He produced from his pocket a leather case, whence he took a piece of paper which he handed to me. On it was a neatly executed drawing of what looked like one of a set of chessmen, with the dimensions written on the margin.

"It looks like a pawn—one of the Staunton pattern," I said.

"Just what I thought; but it isn't. I've got to make twenty-four of them, and what the Doctor is going to do with them fairly beats me."

"Perhaps he has invented some new game," I suggested facetiously.

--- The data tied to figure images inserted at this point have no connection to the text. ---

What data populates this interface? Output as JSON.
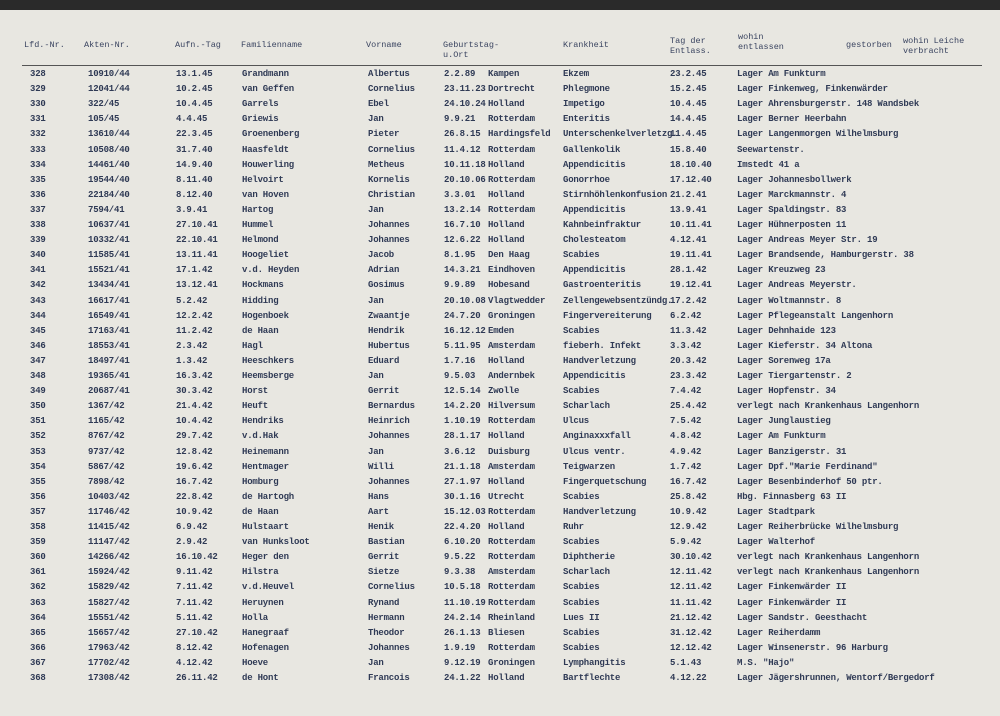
{
  "header": {
    "columns": [
      "Lfd.-Nr.",
      "Akten-Nr.",
      "Aufn.-Tag",
      "Familienname",
      "Vorname",
      "Geburtstag-u.Ort",
      "Krankheit",
      "Tag der Entlass.",
      "wohin entlassen",
      "gestorben",
      "wohin Leiche verbracht"
    ]
  },
  "table": {
    "rows": [
      [
        "328",
        "10910/44",
        "13.1.45",
        "Grandmann",
        "Albertus",
        "2.2.89",
        "Kampen",
        "Ekzem",
        "23.2.45",
        "Lager Am Funkturm"
      ],
      [
        "329",
        "12041/44",
        "10.2.45",
        "van Geffen",
        "Cornelius",
        "23.11.23",
        "Dortrecht",
        "Phlegmone",
        "15.2.45",
        "Lager Finkenweg, Finkenwärder"
      ],
      [
        "330",
        "322/45",
        "10.4.45",
        "Garrels",
        "Ebel",
        "24.10.24",
        "Holland",
        "Impetigo",
        "10.4.45",
        "Lager Ahrensburgerstr. 148 Wandsbek"
      ],
      [
        "331",
        "105/45",
        "4.4.45",
        "Griewis",
        "Jan",
        "9.9.21",
        "Rotterdam",
        "Enteritis",
        "14.4.45",
        "Lager Berner Heerbahn"
      ],
      [
        "332",
        "13610/44",
        "22.3.45",
        "Groenenberg",
        "Pieter",
        "26.8.15",
        "Hardingsfeld",
        "Unterschenkelverletzg.",
        "11.4.45",
        "Lager Langenmorgen Wilhelmsburg"
      ],
      [
        "333",
        "10508/40",
        "31.7.40",
        "Haasfeldt",
        "Cornelius",
        "11.4.12",
        "Rotterdam",
        "Gallenkolik",
        "15.8.40",
        "Seewartenstr."
      ],
      [
        "334",
        "14461/40",
        "14.9.40",
        "Houwerling",
        "Metheus",
        "10.11.18",
        "Holland",
        "Appendicitis",
        "18.10.40",
        "Imstedt 41 a"
      ],
      [
        "335",
        "19544/40",
        "8.11.40",
        "Helvoirt",
        "Kornelis",
        "20.10.06",
        "Rotterdam",
        "Gonorrhoe",
        "17.12.40",
        "Lager Johannesbollwerk"
      ],
      [
        "336",
        "22184/40",
        "8.12.40",
        "van Hoven",
        "Christian",
        "3.3.01",
        "Holland",
        "Stirnhöhlenkonfusion",
        "21.2.41",
        "Lager Marckmannstr. 4"
      ],
      [
        "337",
        "7594/41",
        "3.9.41",
        "Hartog",
        "Jan",
        "13.2.14",
        "Rotterdam",
        "Appendicitis",
        "13.9.41",
        "Lager Spaldingstr. 83"
      ],
      [
        "338",
        "10637/41",
        "27.10.41",
        "Hummel",
        "Johannes",
        "16.7.10",
        "Holland",
        "Kahnbeinfraktur",
        "10.11.41",
        "Lager Hühnerposten 11"
      ],
      [
        "339",
        "10332/41",
        "22.10.41",
        "Helmond",
        "Johannes",
        "12.6.22",
        "Holland",
        "Cholesteatom",
        "4.12.41",
        "Lager Andreas Meyer Str. 19"
      ],
      [
        "340",
        "11585/41",
        "13.11.41",
        "Hoogeliet",
        "Jacob",
        "8.1.95",
        "Den Haag",
        "Scabies",
        "19.11.41",
        "Lager Brandsende, Hamburgerstr. 38"
      ],
      [
        "341",
        "15521/41",
        "17.1.42",
        "v.d. Heyden",
        "Adrian",
        "14.3.21",
        "Eindhoven",
        "Appendicitis",
        "28.1.42",
        "Lager Kreuzweg 23"
      ],
      [
        "342",
        "13434/41",
        "13.12.41",
        "Hockmans",
        "Gosimus",
        "9.9.89",
        "Hobesand",
        "Gastroenteritis",
        "19.12.41",
        "Lager Andreas Meyerstr."
      ],
      [
        "343",
        "16617/41",
        "5.2.42",
        "Hidding",
        "Jan",
        "20.10.08",
        "Vlagtwedder",
        "Zellengewebsentzündg.",
        "17.2.42",
        "Lager Woltmannstr. 8"
      ],
      [
        "344",
        "16549/41",
        "12.2.42",
        "Hogenboek",
        "Zwaantje",
        "24.7.20",
        "Groningen",
        "Fingervereiterung",
        "6.2.42",
        "Lager Pflegeanstalt Langenhorn"
      ],
      [
        "345",
        "17163/41",
        "11.2.42",
        "de Haan",
        "Hendrik",
        "16.12.12",
        "Emden",
        "Scabies",
        "11.3.42",
        "Lager Dehnhaide 123"
      ],
      [
        "346",
        "18553/41",
        "2.3.42",
        "Hagl",
        "Hubertus",
        "5.11.95",
        "Amsterdam",
        "fieberh. Infekt",
        "3.3.42",
        "Lager Kieferstr. 34 Altona"
      ],
      [
        "347",
        "18497/41",
        "1.3.42",
        "Heeschkers",
        "Eduard",
        "1.7.16",
        "Holland",
        "Handverletzung",
        "20.3.42",
        "Lager Sorenweg 17a"
      ],
      [
        "348",
        "19365/41",
        "16.3.42",
        "Heemsberge",
        "Jan",
        "9.5.03",
        "Andernbek",
        "Appendicitis",
        "23.3.42",
        "Lager Tiergartenstr. 2"
      ],
      [
        "349",
        "20687/41",
        "30.3.42",
        "Horst",
        "Gerrit",
        "12.5.14",
        "Zwolle",
        "Scabies",
        "7.4.42",
        "Lager Hopfenstr. 34"
      ],
      [
        "350",
        "1367/42",
        "21.4.42",
        "Heuft",
        "Bernardus",
        "14.2.20",
        "Hilversum",
        "Scharlach",
        "25.4.42",
        "verlegt nach Krankenhaus Langenhorn"
      ],
      [
        "351",
        "1165/42",
        "10.4.42",
        "Hendriks",
        "Heinrich",
        "1.10.19",
        "Rotterdam",
        "Ulcus",
        "7.5.42",
        "Lager Junglaustieg"
      ],
      [
        "352",
        "8767/42",
        "29.7.42",
        "v.d.Hak",
        "Johannes",
        "28.1.17",
        "Holland",
        "Anginaxxxfall",
        "4.8.42",
        "Lager Am Funkturm"
      ],
      [
        "353",
        "9737/42",
        "12.8.42",
        "Heinemann",
        "Jan",
        "3.6.12",
        "Duisburg",
        "Ulcus ventr.",
        "4.9.42",
        "Lager Banzigerstr. 31"
      ],
      [
        "354",
        "5867/42",
        "19.6.42",
        "Hentmager",
        "Willi",
        "21.1.18",
        "Amsterdam",
        "Teigwarzen",
        "1.7.42",
        "Lager Dpf.\"Marie Ferdinand\""
      ],
      [
        "355",
        "7898/42",
        "16.7.42",
        "Homburg",
        "Johannes",
        "27.1.97",
        "Holland",
        "Fingerquetschung",
        "16.7.42",
        "Lager Besenbinderhof 50 ptr."
      ],
      [
        "356",
        "10403/42",
        "22.8.42",
        "de Hartogh",
        "Hans",
        "30.1.16",
        "Utrecht",
        "Scabies",
        "25.8.42",
        "Hbg. Finnasberg 63 II"
      ],
      [
        "357",
        "11746/42",
        "10.9.42",
        "de Haan",
        "Aart",
        "15.12.03",
        "Rotterdam",
        "Handverletzung",
        "10.9.42",
        "Lager Stadtpark"
      ],
      [
        "358",
        "11415/42",
        "6.9.42",
        "Hulstaart",
        "Henik",
        "22.4.20",
        "Holland",
        "Ruhr",
        "12.9.42",
        "Lager Reiherbrücke Wilhelmsburg"
      ],
      [
        "359",
        "11147/42",
        "2.9.42",
        "van Hunksloot",
        "Bastian",
        "6.10.20",
        "Rotterdam",
        "Scabies",
        "5.9.42",
        "Lager Walterhof"
      ],
      [
        "360",
        "14266/42",
        "16.10.42",
        "Heger den",
        "Gerrit",
        "9.5.22",
        "Rotterdam",
        "Diphtherie",
        "30.10.42",
        "verlegt nach Krankenhaus Langenhorn"
      ],
      [
        "361",
        "15924/42",
        "9.11.42",
        "Hilstra",
        "Sietze",
        "9.3.38",
        "Amsterdam",
        "Scharlach",
        "12.11.42",
        "verlegt nach Krankenhaus Langenhorn"
      ],
      [
        "362",
        "15829/42",
        "7.11.42",
        "v.d.Heuvel",
        "Cornelius",
        "10.5.18",
        "Rotterdam",
        "Scabies",
        "12.11.42",
        "Lager Finkenwärder II"
      ],
      [
        "363",
        "15827/42",
        "7.11.42",
        "Heruynen",
        "Rynand",
        "11.10.19",
        "Rotterdam",
        "Scabies",
        "11.11.42",
        "Lager Finkenwärder II"
      ],
      [
        "364",
        "15551/42",
        "5.11.42",
        "Holla",
        "Hermann",
        "24.2.14",
        "Rheinland",
        "Lues II",
        "21.12.42",
        "Lager Sandstr. Geesthacht"
      ],
      [
        "365",
        "15657/42",
        "27.10.42",
        "Hanegraaf",
        "Theodor",
        "26.1.13",
        "Bliesen",
        "Scabies",
        "31.12.42",
        "Lager Reiherdamm"
      ],
      [
        "366",
        "17963/42",
        "8.12.42",
        "Hofenagen",
        "Johannes",
        "1.9.19",
        "Rotterdam",
        "Scabies",
        "12.12.42",
        "Lager Winsenerstr. 96 Harburg"
      ],
      [
        "367",
        "17702/42",
        "4.12.42",
        "Hoeve",
        "Jan",
        "9.12.19",
        "Groningen",
        "Lymphangitis",
        "5.1.43",
        "M.S. \"Hajo\""
      ],
      [
        "368",
        "17308/42",
        "26.11.42",
        "de Hont",
        "Francois",
        "24.1.22",
        "Holland",
        "Bartflechte",
        "4.12.22",
        "Lager Jägershrunnen, Wentorf/Bergedorf"
      ]
    ]
  }
}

"He is always inventing new games and playing them mostly in courts of law, and then the other players generally lose. But this is a puzzler, and no mistake. Twenty-four of these to be turned up in the best-seasoned boxwood! What can they be for? Something to do with the experiments he is carrying on upstairs at this very moment, I expect." He shook his head, and, having carefully returned the drawing to his pocket-book, said, in a solemn tone—"Sir, there are times when the Doctor makes me fairly dance with curiosity. And this is one of them."

Although not afflicted with a curiosity so acute as that of Polton, I found myself speculating at intervals on the nature of my colleague's experiments and the purpose of the singular little objects which he had ordered to be made; but I was unacquainted with any of the cases on which he was engaged, excepting that of Reuben Hornby, and with the latter I was quite unable to connect a set of twenty-four boxwood chessmen. Moreover, on this day, I was to accompany Juliet on her second visit to Holloway, and that circumstance gave me abundant mental occupation of another kind.

At lunch, Thorndyke was animated and talkative but not communicative. He "had some work in the laboratory that he must do himself," he said, but gave no hint as to its nature; and as soon as our meal was finished, he returned to his labours, leaving me to pace up and down the walk, listening with ridiculous eagerness for the sound of the hansom that was to transport me to the regions of the blest, and—incidentally—to Holloway Prison.

When I returned to the Temple, the sitting-room was empty and hideously neat, as the result of Polton's spring-cleaning efforts. My colleague was evidently still at work in the laboratory, and, from the circumstance that the tea-things were set out on the table and a kettle of water placed in readiness on the gas-ring by the fireplace, I gathered that Polton also was full of business and anxious not to be disturbed.

Accordingly, I lit the gas and made my tea, enlivening my solitude by turning over in my mind the events of the afternoon.

Juliet had been charming—as she always was—frank, friendly and unaffectedly pleased to have my companionship. She evidently liked me and did not disguise the fact—why should she indeed?—but treated me with a freedom, almost affectionate, as though I had been a favourite brother; which was very delightful, and would have been more so if I could have accepted the relationship. As to her feelings towards me, I had not the slightest misgiving, and so my conscience was clear; for Juliet was as innocent as a child, with the innocence that belongs to the direct, straightforward nature that neither does evil itself nor looks for evil motives in others. For myself, I was past praying for. The thing was done and I must pay the price hereafter, content to reflect that I had trespassed against no one but myself. It was a miserable affair, and many a heartache did it promise me in the lonely days that were to come, when I should have said "good-bye" to the Temple and gone back to my old nomadic life; and yet I would not have had it changed if I could; would not have bartered the bitter-sweet memories for dull forgetfulness.